Ernsthaft: Haben die Swiss Music Award bei ihrer vierten Vergabe schon so viel Bedeutung?

Puh. Ich hab schon dreimal den Prix Walo bekommen und früher in den Siebziger Jahren etliche von diesen Popschlümpfen und goldenen Hammern. Anerkennung hab ich auch schon viel bekommen. In Interlaken ist ein Platz nach mir benannt, der Amman-Hofer-Platz. Ganz ehrlich: Sehr beeindruckt bin ich nicht mehr.

Und jetzt kriegen Sie noch einen Betonklotz. Wo stellen Sie den hin?

Bis jetzt habe ich alle Preise für einen guten Zweck versteigert.

Für die eigene Hanfplantage?

Nein. Das Geld ging an die Bergbauern.

Löblich! Im Moment erleben wir ein sehr hitziges politisches Klima – national wie international. Die Fronten zwischen links und rechts haben sich verschärft. Wieso gibt es dazu noch keinen Song von Polo Hofer?

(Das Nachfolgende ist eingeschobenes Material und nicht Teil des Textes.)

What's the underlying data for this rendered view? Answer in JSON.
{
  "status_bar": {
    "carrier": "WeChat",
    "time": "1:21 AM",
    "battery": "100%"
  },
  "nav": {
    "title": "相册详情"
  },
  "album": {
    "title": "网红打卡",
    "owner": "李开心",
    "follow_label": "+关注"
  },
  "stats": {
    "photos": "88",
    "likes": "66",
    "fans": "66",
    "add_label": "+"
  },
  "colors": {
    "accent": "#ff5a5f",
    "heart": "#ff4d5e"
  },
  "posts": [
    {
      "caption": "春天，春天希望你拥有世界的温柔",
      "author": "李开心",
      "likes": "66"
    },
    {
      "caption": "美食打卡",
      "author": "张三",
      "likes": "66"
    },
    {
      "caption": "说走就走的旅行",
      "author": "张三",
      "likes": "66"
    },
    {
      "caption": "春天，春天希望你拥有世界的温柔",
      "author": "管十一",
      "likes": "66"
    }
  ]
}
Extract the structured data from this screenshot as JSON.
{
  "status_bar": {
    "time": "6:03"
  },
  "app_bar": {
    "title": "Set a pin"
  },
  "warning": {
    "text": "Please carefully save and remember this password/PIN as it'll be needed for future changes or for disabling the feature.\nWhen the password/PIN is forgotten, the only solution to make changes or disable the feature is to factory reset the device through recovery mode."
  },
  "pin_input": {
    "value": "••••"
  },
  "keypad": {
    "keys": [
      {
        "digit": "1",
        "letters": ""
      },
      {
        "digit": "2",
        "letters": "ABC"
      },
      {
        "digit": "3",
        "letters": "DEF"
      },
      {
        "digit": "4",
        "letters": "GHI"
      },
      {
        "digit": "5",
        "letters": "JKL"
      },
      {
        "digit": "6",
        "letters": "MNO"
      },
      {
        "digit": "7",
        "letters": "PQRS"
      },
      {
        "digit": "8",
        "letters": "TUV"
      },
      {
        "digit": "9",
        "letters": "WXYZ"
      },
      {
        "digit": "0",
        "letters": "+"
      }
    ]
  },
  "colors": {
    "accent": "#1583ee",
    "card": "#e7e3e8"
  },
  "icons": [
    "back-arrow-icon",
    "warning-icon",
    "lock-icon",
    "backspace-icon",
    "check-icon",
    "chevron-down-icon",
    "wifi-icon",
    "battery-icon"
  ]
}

Ich verfolge die Geschehnisse sehr genau. Bei uns im Kanton Bern stehen bald Ständeratswahlen an. Da tut sich der Graben zwischen diesen Fronten auch auf. Ich bin umzingelt von der SVP. Ich weiss nicht aber, ob man das in einem Song darstellen kann. Das sind einfach zwei sehr starke Pole, die zurzeit wirken. Als wir 1971 mit Rumpelstilz anfingen, war gerade die Affäre Schwarzenbach in vollem Gang. Das war eine ähnliche Situation. Wir haben dann einen "Pro Fremdarbeiter"-Song gemacht. Er heisst "El Trabajador". Insofern ist Popmusik auch ein Spiegel der Zeit. Bis heute.

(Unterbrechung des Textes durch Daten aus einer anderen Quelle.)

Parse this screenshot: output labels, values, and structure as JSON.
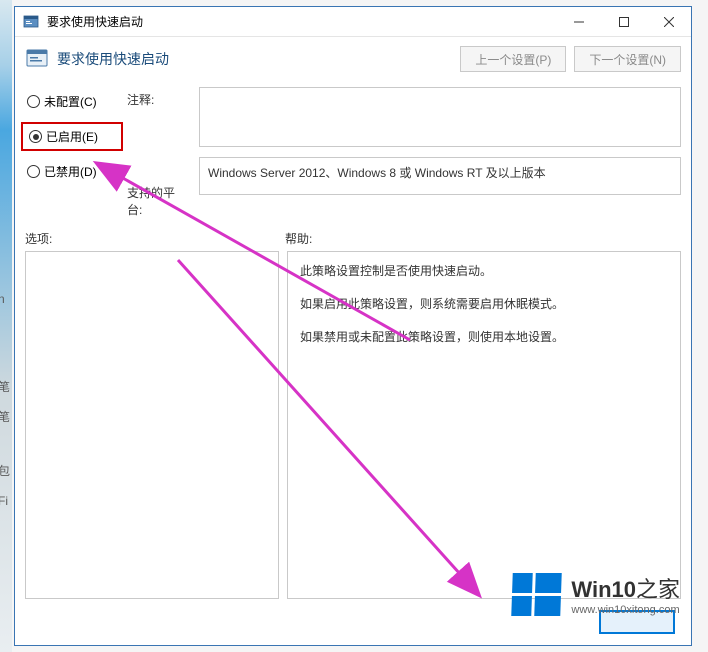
{
  "window": {
    "title": "要求使用快速启动"
  },
  "header": {
    "title": "要求使用快速启动",
    "prev_button": "上一个设置(P)",
    "next_button": "下一个设置(N)"
  },
  "radios": {
    "not_configured": "未配置(C)",
    "enabled": "已启用(E)",
    "disabled": "已禁用(D)",
    "selected": "enabled"
  },
  "labels": {
    "comment": "注释:",
    "platforms": "支持的平台:",
    "options": "选项:",
    "help": "帮助:"
  },
  "fields": {
    "comment_value": "",
    "platforms_value": "Windows Server 2012、Windows 8 或 Windows RT 及以上版本"
  },
  "help": {
    "line1": "此策略设置控制是否使用快速启动。",
    "line2": "如果启用此策略设置，则系统需要启用休眠模式。",
    "line3": "如果禁用或未配置此策略设置，则使用本地设置。"
  },
  "watermark": {
    "brand_prefix": "Win10",
    "brand_suffix": "之家",
    "url": "www.win10xitong.com"
  }
}
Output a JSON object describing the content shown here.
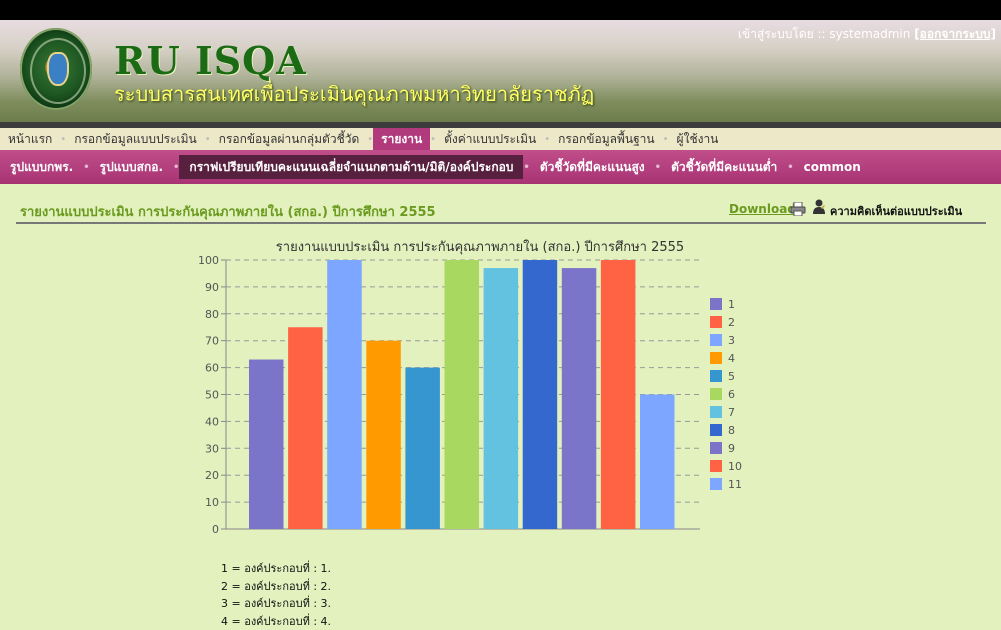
{
  "header": {
    "title": "RU ISQA",
    "subtitle": "ระบบสารสนเทศเพื่อประเมินคุณภาพมหาวิทยาลัยราชภัฏ",
    "user_prefix": "เข้าสู่ระบบโดย :: systemadmin ",
    "logout": "[ออกจากระบบ]"
  },
  "main_nav": {
    "items": [
      {
        "label": "หน้าแรก"
      },
      {
        "label": "กรอกข้อมูลแบบประเมิน"
      },
      {
        "label": "กรอกข้อมูลผ่านกลุ่มตัวชี้วัด"
      },
      {
        "label": "รายงาน",
        "active": true
      },
      {
        "label": "ตั้งค่าแบบประเมิน"
      },
      {
        "label": "กรอกข้อมูลพื้นฐาน"
      },
      {
        "label": "ผู้ใช้งาน"
      }
    ]
  },
  "sub_nav": {
    "items": [
      {
        "label": "รูปแบบกพร."
      },
      {
        "label": "รูปแบบสกอ."
      },
      {
        "label": "กราฟเปรียบเทียบคะแนนเฉลี่ยจำแนกตามด้าน/มิติ/องค์ประกอบ",
        "active": true
      },
      {
        "label": "ตัวชี้วัดที่มีคะแนนสูง"
      },
      {
        "label": "ตัวชี้วัดที่มีคะแนนต่ำ"
      },
      {
        "label": "common"
      }
    ]
  },
  "report": {
    "title": "รายงานแบบประเมิน การประกันคุณภาพภายใน (สกอ.) ปีการศึกษา 2555",
    "download": "Download",
    "comment": "ความคิดเห็นต่อแบบประเมิน"
  },
  "icons": {
    "printer": "printer-icon",
    "comment": "user-comment-icon"
  },
  "chart_data": {
    "type": "bar",
    "title": "รายงานแบบประเมิน การประกันคุณภาพภายใน (สกอ.) ปีการศึกษา 2555",
    "ylim": [
      0,
      100
    ],
    "yticks": [
      0,
      10,
      20,
      30,
      40,
      50,
      60,
      70,
      80,
      90,
      100
    ],
    "grid": true,
    "legend_position": "right",
    "series": [
      {
        "name": "1",
        "value": 63,
        "color": "#7b75c9"
      },
      {
        "name": "2",
        "value": 75,
        "color": "#ff6344"
      },
      {
        "name": "3",
        "value": 100,
        "color": "#7ca6ff"
      },
      {
        "name": "4",
        "value": 70,
        "color": "#ff9a00"
      },
      {
        "name": "5",
        "value": 60,
        "color": "#3596d0"
      },
      {
        "name": "6",
        "value": 100,
        "color": "#a8d860"
      },
      {
        "name": "7",
        "value": 97,
        "color": "#62c2e0"
      },
      {
        "name": "8",
        "value": 100,
        "color": "#3568cf"
      },
      {
        "name": "9",
        "value": 97,
        "color": "#7b75c9"
      },
      {
        "name": "10",
        "value": 100,
        "color": "#ff6344"
      },
      {
        "name": "11",
        "value": 50,
        "color": "#7ca6ff"
      }
    ]
  },
  "notes": [
    "1 = องค์ประกอบที่ : 1.",
    "2 = องค์ประกอบที่ : 2.",
    "3 = องค์ประกอบที่ : 3.",
    "4 = องค์ประกอบที่ : 4."
  ]
}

Aber wieso ist Ihnen jetzt nicht danach über die heutige Situation einen Song zu machen, wenn Sie sich doch von der SVP umzingelt fühlen?

Ich war immer interessiert an der Nachhaltigkeit eines Themas; wenn es abgehakt ist, ist ein Song darüber auch nicht mehr interessant. Ich beschäftige mich gerade mit einem anderen Projekt: Bob Dylan wird Ende Mai 70. Ich arbeite an einem Tribute-Album mit Übersetzungen.

Dylan würde das aufgreifen, denken Sie nicht?

Auch er ist moderater geworden. Ich habe ihn genau studiert. Er geht heute anders mit solchen Themen um als am Anfang seiner Karriere.

Macht man das denn nicht, weil es gewisse Fans vergraulen könnte oder weil sich die Thematik nicht anbietet?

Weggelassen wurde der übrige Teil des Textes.